We built two sample products that save a Dictionary value in State: Our Animals product saved a Dictionary of Category values and a Dictionary of Animal values, and our Quakes product saved a Dictionary of Quake values. For the most part, migrating to TreeDictionary is easy; it’s not a 100-percent drop-in replacement, but it’s pretty close. The basic APIs for reading and writing values remain the same.
Let’s look a little deeper into the performance of Dictionary. Suppose we define a Reducer that performs an identity transform on State: this is a Reducer that returns its State parameter with no mutations. We might think this identity transformation is a copy operation: O(n) time.
Suppose we then need to perform an equality check: we need to test that our copy is equal to our original value. We might think this is an O(n) operation: we test for value equality by iterating through all N values in our Dictionary.

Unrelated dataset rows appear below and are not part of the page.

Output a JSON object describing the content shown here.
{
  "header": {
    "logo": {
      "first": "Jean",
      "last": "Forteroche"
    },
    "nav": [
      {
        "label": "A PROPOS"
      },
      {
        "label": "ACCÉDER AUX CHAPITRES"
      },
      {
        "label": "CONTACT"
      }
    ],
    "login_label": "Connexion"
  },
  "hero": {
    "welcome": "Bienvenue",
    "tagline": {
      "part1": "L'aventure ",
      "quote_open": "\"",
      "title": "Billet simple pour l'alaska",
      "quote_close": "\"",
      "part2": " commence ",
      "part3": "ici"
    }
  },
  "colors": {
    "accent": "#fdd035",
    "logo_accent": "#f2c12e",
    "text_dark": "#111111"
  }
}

Swift Collections, including Dictionary, perform an important optimization: these are copy-on-write data structures. When we copy a collection value, we copy by reference. We share data between both copies. When we perform a mutation on a copy, we then copy by value. This implies that our Reducer that returns an identity transformation can return in constant time: to make a copy of a Dictionary containing N values, we only have to copy a pointer. To preserve value semantics, we “copy-on-write” before a mutation takes place; here is where the O(n) operation happens.8
Copy-on-write data structures can also improve performance when checking for value equality. If two copy-on-write data structures point to the same data reference, these copy-on-write data structures must be equal by value: we can return true in constant time. Redux, which required data to be modeled with immutable data, used a similar technique to optimize performance. Testing if two substates of our Redux state could have changed can use a reference equality check in constant time. When we build our ImmutableData state from copy-on-write data structures, we can take advantage of a similar optimization: checking if two substates could have changed can check for reference equality, which is constant time.
Data structures like Dictionary and TreeDictionary implement copy-on-write, but the Swift language itself does not write that code for us. Engineers that need a copy-on-write data structure can write the code themselves to manage the object reference where data is stored.8 It’s not so bad, but it’s not so great, either.
The Swift-CowBox repo makes it easy to add copy-on-write semantics to custom Swift structs.9 The CowBox macros attach to your struct declaration. All the boilerplate to manage the copy-on-write data storage is written for you at compile time by CowBox. This means we not only get faster copying of our custom data models, we also get faster checking for value equality. This can all add up to big performance wins when building SwiftUI applications.10
The chapter-18 branch migrates AnimalsState and QuakesState to TreeDictionary and CowBox. Please reference this commit to see these data structures in action.
Are these data structures the right choice for your own products? It depends. TreeDictionary and CowBox can have legit performance improvements when dealing with large amounts of complex data models, but there are performance tradeoffs. For small amounts of simple data models, these advanced data structures might not help improve performance: the overhead of the data structure itself might be more expensive than the performance improvements.
If you plan to experiment with these data structures, our advice is to read the appropriate documentation to understand more about the performance tradeoffs. We also recommend measuring your performance with benchmarks. Measure CPU and memory before and after your migration to quantify how these data structures could be impactful in your own products.